Whenever I feel stressed, people often say sentences like, “if you teach Stress Control, why are you stressed right now?” or, “you work in mental health, why are you anxious?” or, “heal thyself, physician”. Granted, these people tend to be joking, but we do tend to have this idea that mental health professionals aren’t supposed to be affected by things like stress or low mental health and well-being. This attitude can be damaging, and may prevent mental health professionals from seeking help or talking about how they feel because they think they should be invincible or they should be immune to mental health problems.

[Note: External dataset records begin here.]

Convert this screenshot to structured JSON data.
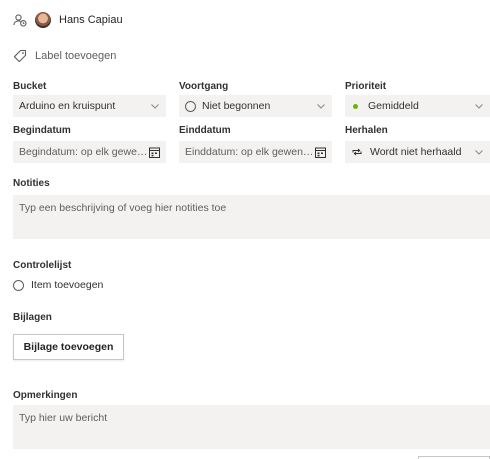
{
  "assignment": {
    "name": "Hans Capiau"
  },
  "label": {
    "text": "Label toevoegen"
  },
  "fields": {
    "bucket": {
      "label": "Bucket",
      "value": "Arduino en kruispunt"
    },
    "progress": {
      "label": "Voortgang",
      "value": "Niet begonnen"
    },
    "priority": {
      "label": "Prioriteit",
      "value": "Gemiddeld",
      "color": "#6bb700"
    },
    "start_date": {
      "label": "Begindatum",
      "placeholder": "Begindatum: op elk gewens..."
    },
    "due_date": {
      "label": "Einddatum",
      "placeholder": "Einddatum: op elk gewenst ..."
    },
    "repeat": {
      "label": "Herhalen",
      "value": "Wordt niet herhaald"
    }
  },
  "notes": {
    "label": "Notities",
    "placeholder": "Typ een beschrijving of voeg hier notities toe"
  },
  "checklist": {
    "label": "Controlelijst",
    "add_item": "Item toevoegen"
  },
  "attachments": {
    "label": "Bijlagen",
    "add_button": "Bijlage toevoegen"
  },
  "comments": {
    "label": "Opmerkingen",
    "placeholder": "Typ hier uw bericht"
  }
}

The reality is, we all have mental health, and just like our physical health it will fluctuate. Even psychologists can have periods of depression or anxiety. Even counsellors can struggle with OCD or PTSD, and even therapists can battle with addiction. They are human beings like everyone else. In terms of the research, a study conducted by Patterson-Wyatt (2016) found that approximately 81% of the psychologists studied had a diagnosable mental health condition, particularly depression and anxiety. Similarly, in 2011 famous psychologist Marsha Linehan, who is credited with creating Dialectical Behavioural Therapy (DBT), shocked the world when she revealed her own battles with borderline personality disorder – a condition she had spent years teaching people how to manage. And what about me, a Wellbeing Practitioner at Valleys Steps, teaching people how to manage stress everyday? I get stressed and I feel anxious sometimes. Why? Because I’m human.
I decided to work in mental health because of my own struggles, for years I struggled with anxiety and frequent panic attacks. When I learned how to manage those things, I wanted to teach people what I’d learned. That doesn’t mean I never get anxious anymore, but it means I can recognise when I’m anxious and I know what I can do to help myself.
Very recently, I suffered a family bereavement, my first bereavement of a close family member as an adult. My automatic reaction was to be the “psychologist”. I sat there thinking, “I’m a mental health professional, and I understand the psychology of grief, I should be able to move past this quickly in order to support other people around me”. But I’m human, I still need to process what has happened, I still need to cry, I still need to feel low… I still need time to grieve. Mental health professionals are not immune to these things. So when you see the practitioner delivering your Mindfulness or Stress Control course, remember that they too are human. They feel the same emotions, and struggle with stress or low mental wellbeing in similar ways to you. What often differs is they have a toolbox that they can use to manage things, and they want to share those tools with you to try and help you handle life’s ups and downs too. They aren’t any less knowledgeable just because they also experience stress or low mental wellbeing. If anything, that experience often makes them more knowledgeable.